ICAO Investigating Potential Data Breach
By Luke Bodell - Jounalist | Simple Flying
The International Civil Aviation Organization (ICAO) is investigating a possible data breach after tens of thousands of records were reportedly stolen by hackers. The breach has been attributed to a "threat actor known for targeting international organizations."
ICAO looking into data breach
In a statement, the United Nations aviation agency said it is "actively investigating reports of a potential information security incident" that may have impacted tens of thousands of users' data, such as names, addresses, and other personal information. ICAO added that it has "immediate security measures" and is conducting a comprehensive investigation.
In an email to Reuters, a spokesperson for The International Civil Aviation Organization said its investigation was prompted by claims made by a hacker on a forum yesterday that up to 42,000 records had been stolen during a recent data breach. The agency did not elaborate further, stating,
"At this early stage of our investigation, we cannot provide additional details about the incident or confirm specific claims about the data potentially involved."
ICAO was the subject of a hack by a Chinese group back in November 2016, and the agency's subsequent handling of the data breach was criticized. Investigators believe the hack was performed by a group called 'Emissary Panda,' which has direct ties to the Chinese intelligence community. That attack was brought to ICAO's attention by a third party, who discovered that hackers were using ICAO's systems to spread malware to other government systems.
Members of ICAO's information and communications technology (ICT) department are said to have covered up evidence of the hack and dismissed offers of help from experts, while then-ICAO Secretary General Fang Liu also allegedly attempted to brush it under the carpet. ICAO's security systems at the time were said to have been very susceptible - it would subsequently invest a considerable amount of money into overhauling them.
Data contains personal information
According to CyberDaily, the post was made on well-known hacking forum BreachForum by user 'natohub,' who said the information included names, date of birth, marital status, gender, address, email, education and employment information. The hacker posted samples of the data, some of which showed ICAO employment forms, emergency contact details and personal questionnaire answers.
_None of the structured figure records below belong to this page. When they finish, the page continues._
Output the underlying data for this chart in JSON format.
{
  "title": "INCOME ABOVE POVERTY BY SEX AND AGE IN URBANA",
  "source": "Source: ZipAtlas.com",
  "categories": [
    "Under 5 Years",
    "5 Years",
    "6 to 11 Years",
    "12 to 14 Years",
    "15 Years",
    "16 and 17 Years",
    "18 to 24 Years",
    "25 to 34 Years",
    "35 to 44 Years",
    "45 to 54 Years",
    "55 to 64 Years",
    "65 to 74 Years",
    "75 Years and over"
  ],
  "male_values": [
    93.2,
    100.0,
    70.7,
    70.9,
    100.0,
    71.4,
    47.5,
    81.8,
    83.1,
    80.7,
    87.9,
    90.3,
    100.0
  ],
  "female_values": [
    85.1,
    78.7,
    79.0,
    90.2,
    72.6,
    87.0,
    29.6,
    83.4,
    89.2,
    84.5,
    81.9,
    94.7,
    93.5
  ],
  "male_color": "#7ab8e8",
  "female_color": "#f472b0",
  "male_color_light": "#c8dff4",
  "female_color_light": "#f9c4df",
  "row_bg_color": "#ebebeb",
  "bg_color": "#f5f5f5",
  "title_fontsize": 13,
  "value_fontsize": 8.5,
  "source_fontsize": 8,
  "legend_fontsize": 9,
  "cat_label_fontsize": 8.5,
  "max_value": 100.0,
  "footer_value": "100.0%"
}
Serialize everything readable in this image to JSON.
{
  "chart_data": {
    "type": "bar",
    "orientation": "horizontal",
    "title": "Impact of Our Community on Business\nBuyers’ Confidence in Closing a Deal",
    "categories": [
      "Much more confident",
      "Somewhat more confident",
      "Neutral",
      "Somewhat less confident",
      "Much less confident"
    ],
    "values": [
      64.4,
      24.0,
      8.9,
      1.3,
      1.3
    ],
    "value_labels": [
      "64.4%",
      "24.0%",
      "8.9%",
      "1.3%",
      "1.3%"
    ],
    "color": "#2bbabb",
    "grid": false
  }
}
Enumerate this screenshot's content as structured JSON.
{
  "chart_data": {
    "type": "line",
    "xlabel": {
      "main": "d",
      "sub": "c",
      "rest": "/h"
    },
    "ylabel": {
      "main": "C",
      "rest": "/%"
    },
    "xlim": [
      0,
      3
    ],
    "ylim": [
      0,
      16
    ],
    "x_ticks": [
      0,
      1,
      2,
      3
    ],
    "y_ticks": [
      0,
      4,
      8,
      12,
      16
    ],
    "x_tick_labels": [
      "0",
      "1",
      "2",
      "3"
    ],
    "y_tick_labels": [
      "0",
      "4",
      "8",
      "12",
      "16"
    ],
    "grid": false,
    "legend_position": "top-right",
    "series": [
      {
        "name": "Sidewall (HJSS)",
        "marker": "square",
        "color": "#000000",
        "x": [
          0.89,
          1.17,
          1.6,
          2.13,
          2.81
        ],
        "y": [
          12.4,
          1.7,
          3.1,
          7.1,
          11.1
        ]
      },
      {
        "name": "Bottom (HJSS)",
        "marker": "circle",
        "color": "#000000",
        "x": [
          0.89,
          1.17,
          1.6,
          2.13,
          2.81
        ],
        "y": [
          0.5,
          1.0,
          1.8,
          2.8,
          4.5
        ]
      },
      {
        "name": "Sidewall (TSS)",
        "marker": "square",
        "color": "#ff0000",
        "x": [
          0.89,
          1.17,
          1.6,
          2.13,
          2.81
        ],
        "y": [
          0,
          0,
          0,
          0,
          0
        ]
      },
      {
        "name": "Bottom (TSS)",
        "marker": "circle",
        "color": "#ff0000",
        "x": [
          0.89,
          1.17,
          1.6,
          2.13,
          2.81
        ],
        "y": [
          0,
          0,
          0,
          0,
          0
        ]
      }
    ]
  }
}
This account was also behind multiple hacks against the United Nations, US Department of Defense and United States Marine Corps (USMC) last month and has perpetrated previous attacks against NATO-affiliated organizations. These breaches also targeted the personal information of thousands of individuals - in the case of the USMC hack, data pertaining to around 13,000 service members was illegally accessed.
Discover more aviation news with Simple Flying.
Another forum user claimed to have purchased the data - which is apparently "being sold for just a few euros" - and provided further details on its contents. The information is said to contain 57,240 unique emails, of which 1,661 are '.gov' emails, meaning they are operated by government employees and officials of varying levels.
Aviation cybersecurity
With more and more of the aviation ecosystem relying on computer systems to function, the industry is at high risk of malicious activity from hackers. Airlines, airports and other industry stakeholders can all be targeted, with hackers usually holding information to ransom and demanding payment.
In response to growing hacking concerns, the Federal Aviation Administration (FAA) recently updated its cybersecurity standards for aircraft manufacturers, citing a 530% increase in cyberattacks between 2019 and 2020 alone.
For example, Seattle-Tacoma International Airport suffered a data breach last year, with hackers demanding $6 million in cryptocurrency to unlock the data. Boeing was also targeted in October 2023 by the infamous 'LockBit' ransomware gang which demanded $200 million to release data, a request Boeing g politely declined.